Sept. 30 (Bloomberg) -- News Corp. Chairman Rupert Murdoch urged U.S. lawmakers to get behind an overhaul of immigration law that includes a way for undocumented workers to get legal status, saying such a plan would help the economy.
“America is desperately in need of improving our country’s human capital,” Murdoch told a House Judiciary subcommittee today in Washington. “We want to bring an end to the arbitrary immigration and visa quotas that make it impossible to fill the labor and skill needs of our country.”
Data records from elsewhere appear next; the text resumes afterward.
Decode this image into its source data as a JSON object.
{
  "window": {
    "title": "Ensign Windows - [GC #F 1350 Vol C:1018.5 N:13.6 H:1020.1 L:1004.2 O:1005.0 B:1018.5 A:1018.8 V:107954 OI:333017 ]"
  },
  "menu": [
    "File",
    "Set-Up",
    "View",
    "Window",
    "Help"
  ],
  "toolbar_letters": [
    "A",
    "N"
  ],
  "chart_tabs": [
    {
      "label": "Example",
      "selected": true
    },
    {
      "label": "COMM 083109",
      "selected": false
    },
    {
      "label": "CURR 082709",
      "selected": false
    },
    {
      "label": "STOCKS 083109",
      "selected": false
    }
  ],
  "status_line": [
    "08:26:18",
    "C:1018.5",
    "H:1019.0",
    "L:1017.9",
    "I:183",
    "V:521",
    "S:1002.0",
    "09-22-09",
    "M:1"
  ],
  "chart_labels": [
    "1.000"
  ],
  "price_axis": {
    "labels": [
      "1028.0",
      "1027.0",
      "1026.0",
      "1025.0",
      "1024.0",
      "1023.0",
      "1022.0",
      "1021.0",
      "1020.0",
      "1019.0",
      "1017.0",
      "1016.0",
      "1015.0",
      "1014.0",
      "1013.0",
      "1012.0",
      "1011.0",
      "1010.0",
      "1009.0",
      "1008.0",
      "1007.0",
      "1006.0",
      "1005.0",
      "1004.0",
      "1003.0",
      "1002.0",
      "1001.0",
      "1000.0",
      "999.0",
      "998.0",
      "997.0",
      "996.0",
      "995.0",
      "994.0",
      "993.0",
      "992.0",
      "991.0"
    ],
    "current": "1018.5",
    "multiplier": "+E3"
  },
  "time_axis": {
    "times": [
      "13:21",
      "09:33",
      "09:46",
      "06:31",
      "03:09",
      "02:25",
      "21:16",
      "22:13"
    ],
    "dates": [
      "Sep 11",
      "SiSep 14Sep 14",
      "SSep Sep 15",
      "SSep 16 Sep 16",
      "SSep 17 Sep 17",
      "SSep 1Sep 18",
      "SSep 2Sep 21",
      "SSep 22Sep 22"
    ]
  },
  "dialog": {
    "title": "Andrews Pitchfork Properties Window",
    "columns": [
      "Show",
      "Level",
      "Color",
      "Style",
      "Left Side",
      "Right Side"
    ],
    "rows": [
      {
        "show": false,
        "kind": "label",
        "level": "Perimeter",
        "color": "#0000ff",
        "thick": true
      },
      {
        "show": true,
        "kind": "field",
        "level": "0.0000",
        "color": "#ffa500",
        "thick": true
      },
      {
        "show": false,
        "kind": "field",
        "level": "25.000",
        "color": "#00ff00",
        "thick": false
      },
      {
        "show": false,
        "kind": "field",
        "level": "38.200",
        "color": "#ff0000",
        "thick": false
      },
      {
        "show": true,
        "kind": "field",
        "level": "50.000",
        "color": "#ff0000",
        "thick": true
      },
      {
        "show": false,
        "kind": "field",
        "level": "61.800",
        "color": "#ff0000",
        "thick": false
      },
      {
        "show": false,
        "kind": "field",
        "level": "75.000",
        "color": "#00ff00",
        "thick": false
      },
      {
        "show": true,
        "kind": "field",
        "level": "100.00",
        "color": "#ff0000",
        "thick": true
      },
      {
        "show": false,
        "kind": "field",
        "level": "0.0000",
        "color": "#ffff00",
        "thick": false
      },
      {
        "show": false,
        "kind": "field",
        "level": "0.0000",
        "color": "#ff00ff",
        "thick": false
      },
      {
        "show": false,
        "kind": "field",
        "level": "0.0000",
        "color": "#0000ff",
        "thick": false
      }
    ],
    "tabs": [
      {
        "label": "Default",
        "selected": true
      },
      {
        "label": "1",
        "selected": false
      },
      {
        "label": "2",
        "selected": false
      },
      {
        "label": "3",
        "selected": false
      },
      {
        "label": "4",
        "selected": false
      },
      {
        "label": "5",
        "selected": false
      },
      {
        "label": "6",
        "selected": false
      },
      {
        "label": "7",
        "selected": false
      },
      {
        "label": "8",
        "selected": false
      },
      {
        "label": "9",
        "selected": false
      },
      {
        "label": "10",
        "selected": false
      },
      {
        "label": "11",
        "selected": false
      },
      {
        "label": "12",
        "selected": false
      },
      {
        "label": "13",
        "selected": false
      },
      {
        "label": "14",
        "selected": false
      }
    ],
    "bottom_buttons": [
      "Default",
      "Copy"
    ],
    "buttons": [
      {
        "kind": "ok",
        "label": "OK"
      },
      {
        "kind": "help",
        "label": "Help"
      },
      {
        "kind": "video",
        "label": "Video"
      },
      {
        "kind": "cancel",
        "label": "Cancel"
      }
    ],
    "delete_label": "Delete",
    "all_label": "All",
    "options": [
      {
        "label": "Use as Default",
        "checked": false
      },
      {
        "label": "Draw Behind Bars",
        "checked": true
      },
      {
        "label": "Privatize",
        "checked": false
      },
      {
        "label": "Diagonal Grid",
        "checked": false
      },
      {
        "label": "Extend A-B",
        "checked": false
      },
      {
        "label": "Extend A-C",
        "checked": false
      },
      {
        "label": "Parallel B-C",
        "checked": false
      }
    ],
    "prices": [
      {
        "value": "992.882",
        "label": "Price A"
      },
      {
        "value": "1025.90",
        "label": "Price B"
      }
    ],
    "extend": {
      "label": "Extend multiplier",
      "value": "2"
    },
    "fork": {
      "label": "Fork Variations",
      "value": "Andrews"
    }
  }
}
Murdoch was joined by New York Mayor Michael Bloomberg, one of his partners in an effort by business and public officials to build momentum for the first broad rewrite of immigration laws since 1986. Democrats in Congress abandoned efforts to enact an overhaul this year, determining they couldn’t get enough support to overcome delaying tactics by Senate Republican opponents.
Murdoch and other advocates of a revamped immigration law ran into opposition from Republicans on the House subcommittee. Representative Lamar Smith of Texas, the top Republican on the panel, said the U.S. should secure its borders first. He said he worried that allowing more immigrants would harm lower-skilled workers in the U.S.
“Why would we want to put the interests of foreign workers ahead of the economic interests” of Americans, Smith said.
President Barack Obama is seeking a plan that would increase security at the U.S.-Mexico border to stem the flow of illegal immigrants and create a path toward permanent legal residency for some of the 11 million undocumented workers already in the U.S. He also wants to see changes in policies that allow workers to enter the country legally to work for U.S. businesses.
Senator Robert Menendez, a New Jersey Democrat and chairman of the Democratic Senatorial Campaign Committee, yesterday introduced a comprehensive measure with Senate Judiciary Committee Chairman Patrick Leahy, a Vermont Democrat.
The proposal largely tracks a plan that Democratic leaders outlined in April that would require border-security benchmarks to be reached before any undocumented immigrants could apply for residency.
Obama said in a statement tonight that the bill “includes important building blocks laid out in the bipartisan framework presented earlier this year addressing the urgent need for reform.”
He called immigration one of the “greatest challenges confronting our nation” and urged lawmakers to come up with a bipartisan solution.
Democrats have 59 votes in the Senate, one shy of the number needed to overcome Republican opposition, and no Republican would agree to support a measure this year.
Bloomberg said today the debate has become too bitter, and he urged lawmakers in both parties to work on a bipartisan solution that embraces the benefits of legal newcomers to the U.S. He and Murdoch have created a Partnership for a New American Economy to push for changes to immigration laws.
Bloomberg said U.S. cities like New York that have had the largest increase in immigrant workers in recent decades have also seen the fastest economic growth. Research shows that immigrants pay more in taxes than they use in benefits, and are twice as likely as native-born Americans to start new companies, he said.
“To keep America competitive in the global marketplace, we must recognize that our economy has changed,” Bloomberg said. “Our immigration policy needs to change with it.”
The mayor is founder and majority owner of Bloomberg LP, the parent of Bloomberg News.
Lawmakers are leaving Washington to campaign for elections on Nov. 2 that may put Republicans in charge of one or both of the congressional chambers, which would let the party reshape the immigration debate.
Today, most Republicans on the panel said boosting legal immigration would hurt American workers, and none at the hearing embraced a comprehensive approach to addressing the immigration issue.
House Democrats generally have supported Obama’s push. Representative Anthony Weiner, a New York Democrat, said a “broad swath” of Americans support such a plan. He urged lawmakers on the panel to “leave demagoguery at the door.”
Representative Maxine Waters, a California Democrat, questioned how Murdoch could support a pathway to legal status for undocumented immigrants while his company’s Fox News Channel highlights the views of commentators who she said advocate a get-tough approach to illegal immigrants.
“I don’t see you promoting in any way with all the power you have to do that,” Waters said.
Murdoch, a native of Australia, said “we do” reflect his personal views, including in the Wall Street Journal, which his company also owns.
The Menendez-Leahy measure includes provisions favored by the Obama administration and opposed by many Republicans. Once border-security benchmarks are met, undocumented immigrants with no criminal background could receive a temporary legal status that could lead to a permanent-resident “green card” after six years. They would have to pay a $1,000 fine, pay taxes and meet other requirements.
Although the Senate doesn’t plan to take action this year on the measure, Menendez had promised to introduce it before the November elections to show the party’s commitment to rewriting immigration law.
The legislation would spell out that the federal government has the authority to set immigration policy. That provision is meant to combat an Arizona law, being challenged in court by the administration, that directs police officers to check the immigration status of anyone believed to be in the U.S. illegally.